Amyl et la recette du cheescake au vitriol
Une chose est sûre : Depuis leurs deux premiers EP et le premier album (2019), l’intérêt que suscite Amyl And The Sniffers dans notre contrée augmente de manière exponentielle. Chez weirdsound, on adore Shame, Idles et consorts, mais il faudrait pas croire que le courant punk ne prospère qu’aux environs de Londres! L’Australie est pleine de surprises de ce côté là, et pas mal de groupes commencent à bien s’exporter.
Le premier disque de Amyl And The Sniffers était vraiment jouissif, la voix de chat sauvage énervé de Amyl Taylor emmenait la joyeuse bande sur des rythmes proches de la tachycardie le tout en respectant toutes les règles du genre punk rock. Efficace et rigolo mais pas forcément très original. Annoncés au Printemps de Bourges édition 2019, le même jour que Lady Bird et Idles, je me suis empressé d’aller à leur rencontre. Quelle claque les ami(e)s! Ils ont bien failli voler la vedette à Idles, pourtant tête d’affiche ce soir là.
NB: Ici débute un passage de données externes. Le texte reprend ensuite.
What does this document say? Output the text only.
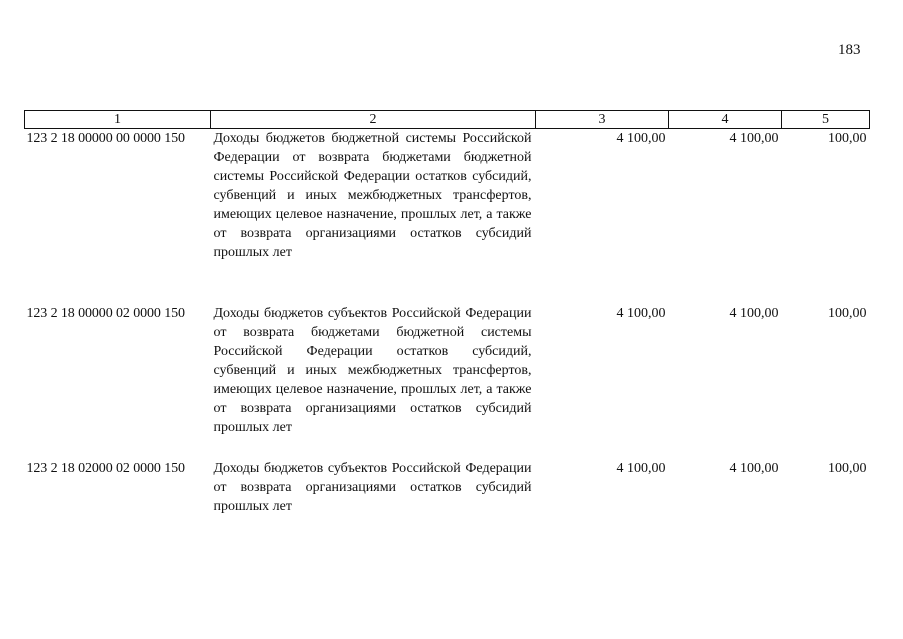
183
1	2	3	4	5
123 2 18 00000 00 0000 150	Доходы бюджетов бюджетной системы Российской Федерации от возврата бюджетами бюджетной системы Российской Федерации остатков субсидий, субвенций и иных межбюджетных трансфертов, имеющих целевое назначение, прошлых лет, а также от возврата организациями остатков субсидий прошлых лет	4 100,00	4 100,00	100,00
123 2 18 00000 02 0000 150	Доходы бюджетов субъектов Российской Федерации от возврата бюджетами бюджетной системы Российской Федерации остатков субсидий, субвенций и иных межбюджетных трансфертов, имеющих целевое назначение, прошлых лет, а также от возврата организациями остатков субсидий прошлых лет	4 100,00	4 100,00	100,00
123 2 18 02000 02 0000 150	Доходы бюджетов субъектов Российской Федерации от возврата организациями остатков субсидий прошлых лет	4 100,00	4 100,00	100,00
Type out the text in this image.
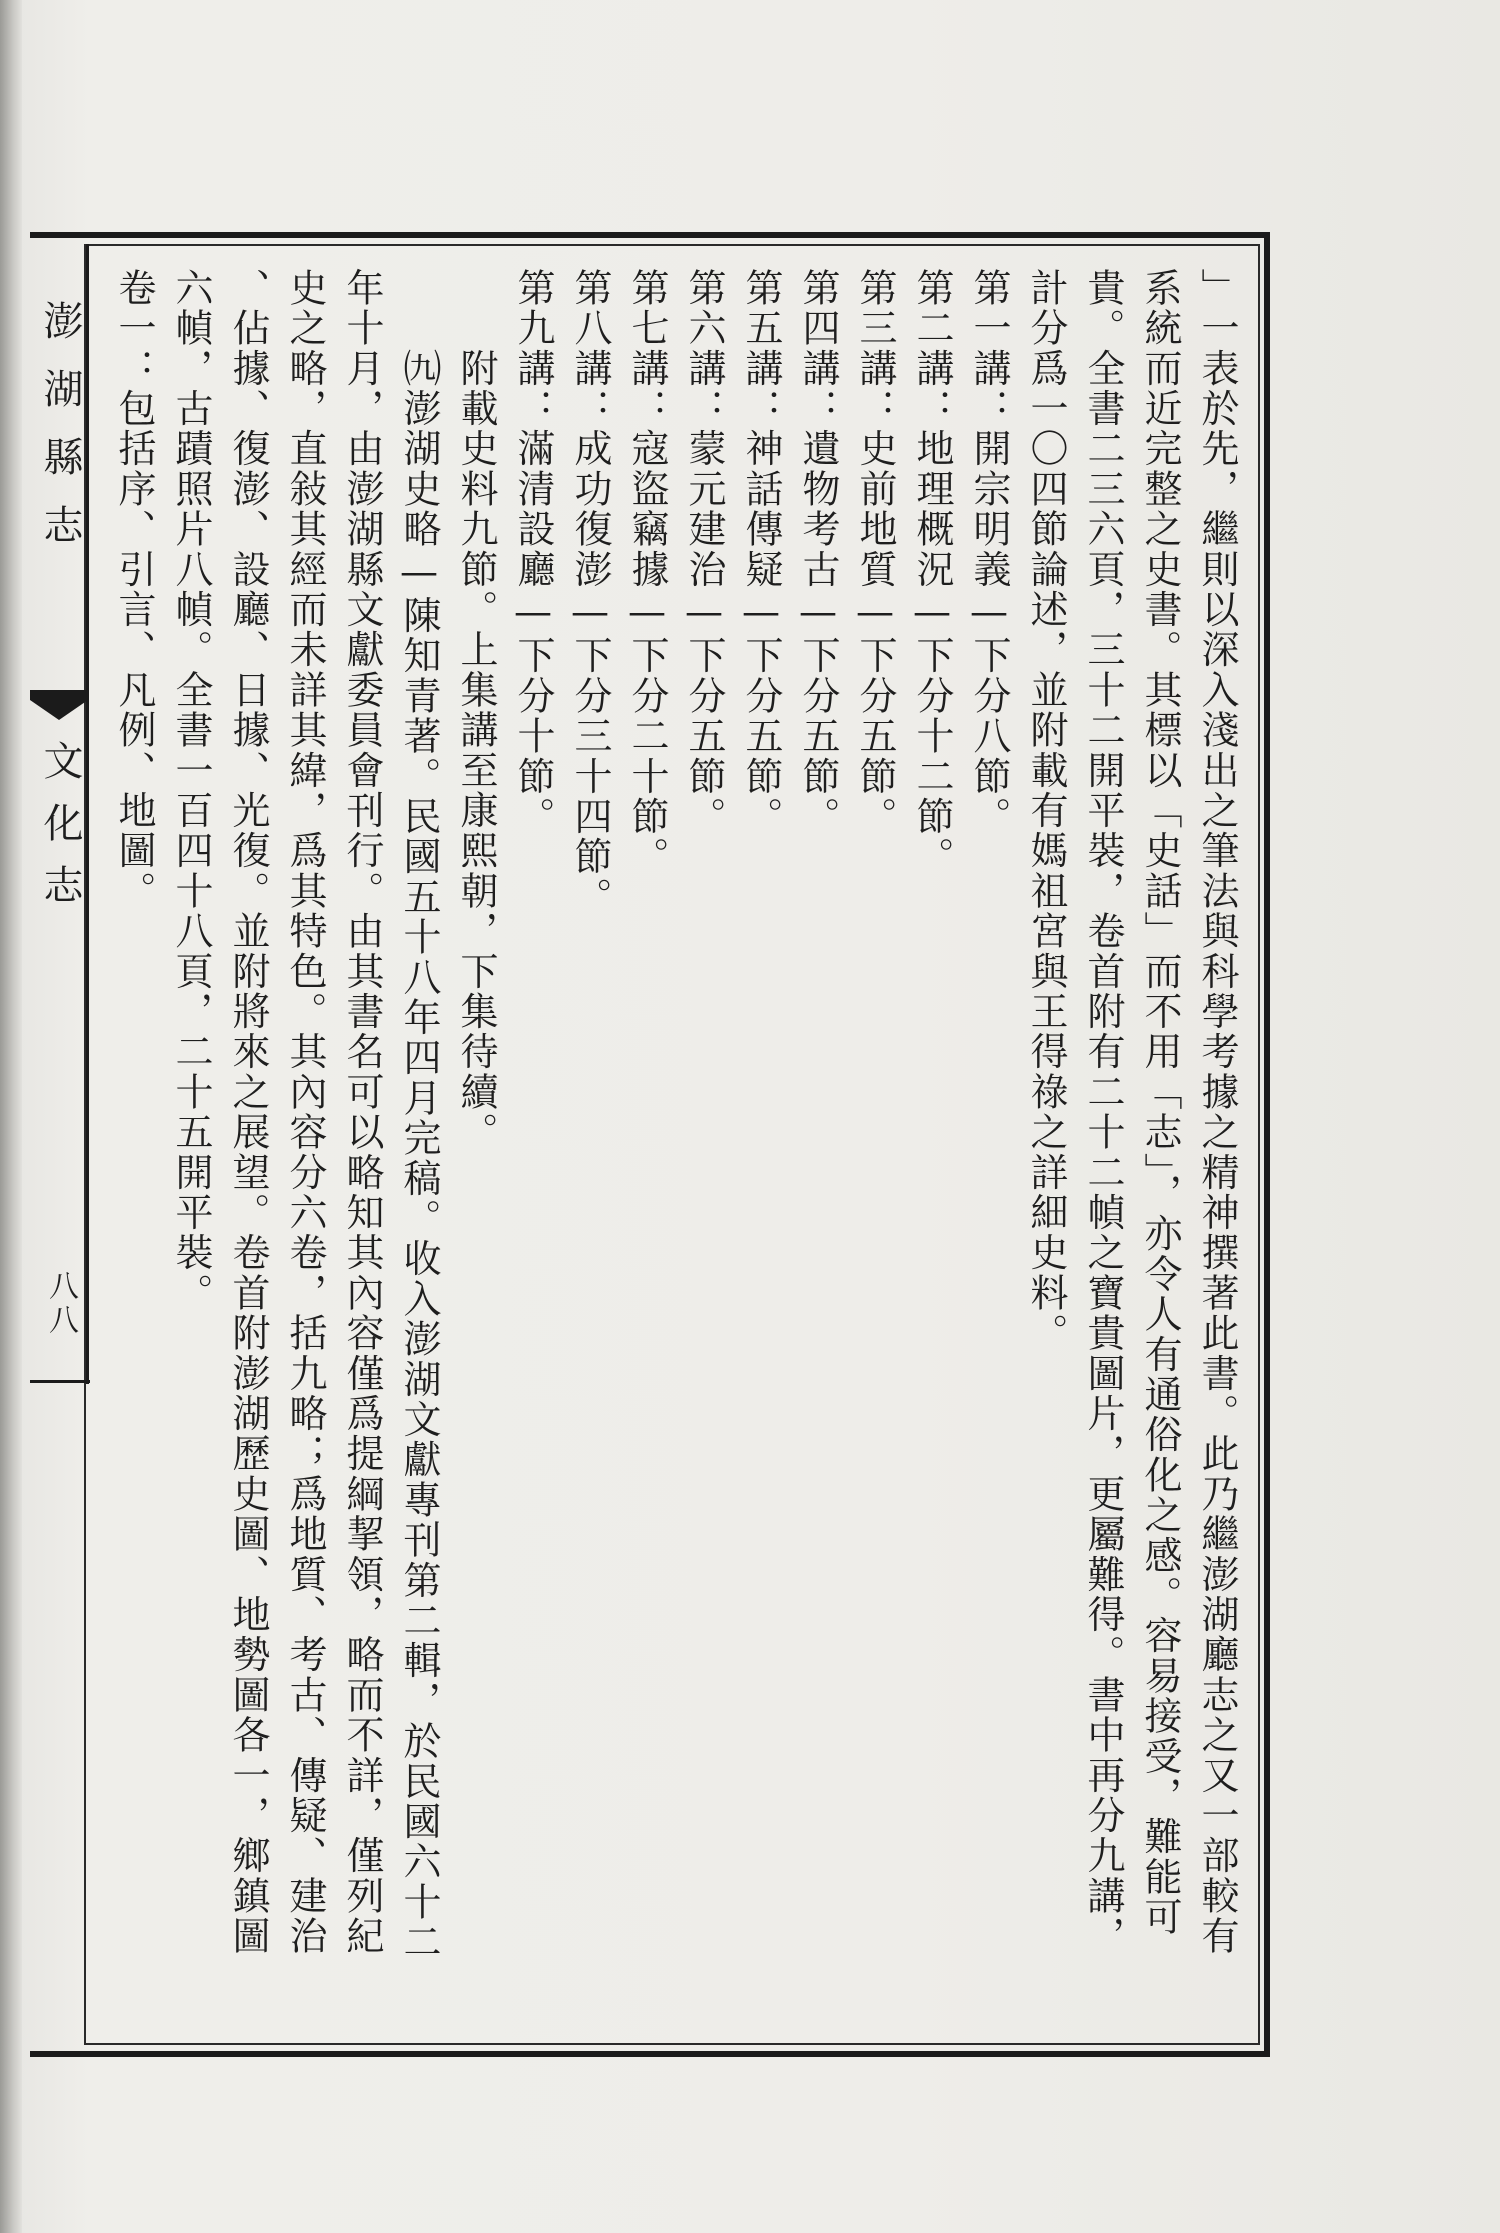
澎湖縣志
文化志
八八	」一表於先，繼則以深入淺出之筆法與科學考據之精神撰著此書。此乃繼澎湖廳志之又一部較有
系統而近完整之史書。其標以「史話」而不用「志」，亦令人有通俗化之感。容易接受，難能可
貴。全書二三六頁，三十二開平裝，卷首附有二十二幀之寶貴圖片，更屬難得。書中再分九講，
計分爲一〇四節論述，並附載有媽祖宮與王得祿之詳細史料。
第一講：開宗明義—下分八節。
第二講：地理概況—下分十二節。
第三講：史前地質—下分五節。
第四講：遺物考古—下分五節。
第五講：神話傳疑—下分五節。
第六講：蒙元建治—下分五節。
第七講：寇盜竊據—下分二十節。
第八講：成功復澎—下分三十四節。
第九講：滿清設廳—下分十節。
　　附載史料九節。上集講至康熙朝，下集待續。
　　㈨澎湖史略—陳知青著。民國五十八年四月完稿。收入澎湖文獻專刊第二輯，於民國六十二
年十月，由澎湖縣文獻委員會刊行。由其書名可以略知其內容僅爲提綱挈領，略而不詳，僅列紀
史之略，直敍其經而未詳其緯，爲其特色。其內容分六卷，括九略；爲地質、考古、傳疑、建治
、佔據、復澎、設廳、日據、光復。並附將來之展望。卷首附澎湖歷史圖、地勢圖各一，鄉鎮圖
六幀，古蹟照片八幀。全書一百四十八頁，二十五開平裝。
卷一：包括序、引言、凡例、地圖。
J’ai amèrement regretté de ne pas avoir eu l’occasion de réaliser une interview avec eux!
Une chose est évidente, la force du groupe repose sur sa leader, Amyl Taylor. une parolière douée et une voix singulière que l’on reconnait dès les premiers instants. On rajoutera un charisme inné porté par une sensibilité à fleur de peau couplée à l’énergie primaire d’un volcan. En synthèse, un sacré personnage!
Vous l’aurez compris, qui dit force dit aussi faiblesse. Musicalement, le groupe a toujours revendiqué une approche simple et basique où la spontanéité et le plaisir sont maitres à bord. Les mélomanes avertis (et il y en a chez weirdsound) seront sans doute déçus. Amyl and The Sniffers c’est juste du bon vieux punk rock, avec trois accords et une batterie. Moi, la recette me convient, couplet/refrain avec des paroles marrantes + rythmes qui déboitent, je n’en demande pas plus. Plutôt qu’un long discours, une illustration ci dessous :
Confort To Me, un deuxième disque mieux maitrisé et plus introspectif
Courant 2020, alors que nous étions enfermés chez nous, le groupe annonce travailler sur un second album, pour mon plus grand plaisir. Dans une récente interview pour un journal australien, Amyl revient sur le processus de création de ce nouveau disque :
Le temps et la réflexion que j’ai consacrés aux paroles de cet album sont complètement différents de nos premiers EP et de l’album de nos débuts. La moitié des paroles ont été écrites pendant la saison des feux de brousses en Australie, alors que nous portions déjà des masques pour se protéger de la fumée dans l’air. Et puis quand la pandémie a frappé, nos options étaient les mêmes que tout les musiciens du pays : aller chercher un travail pour payer les factures, ou s’asseoir à la maison et se noyer dans l’introspection. J’ai fait ce second choix. J’avais toute cette énergie à l’intérieur de moi et nulle part où la mettre, parce que je ne pouvais pas jouer, et cela a eu un effet motivant sur mon cerveau. j’ai évolué et ma façon de penser le monde a complètement changé.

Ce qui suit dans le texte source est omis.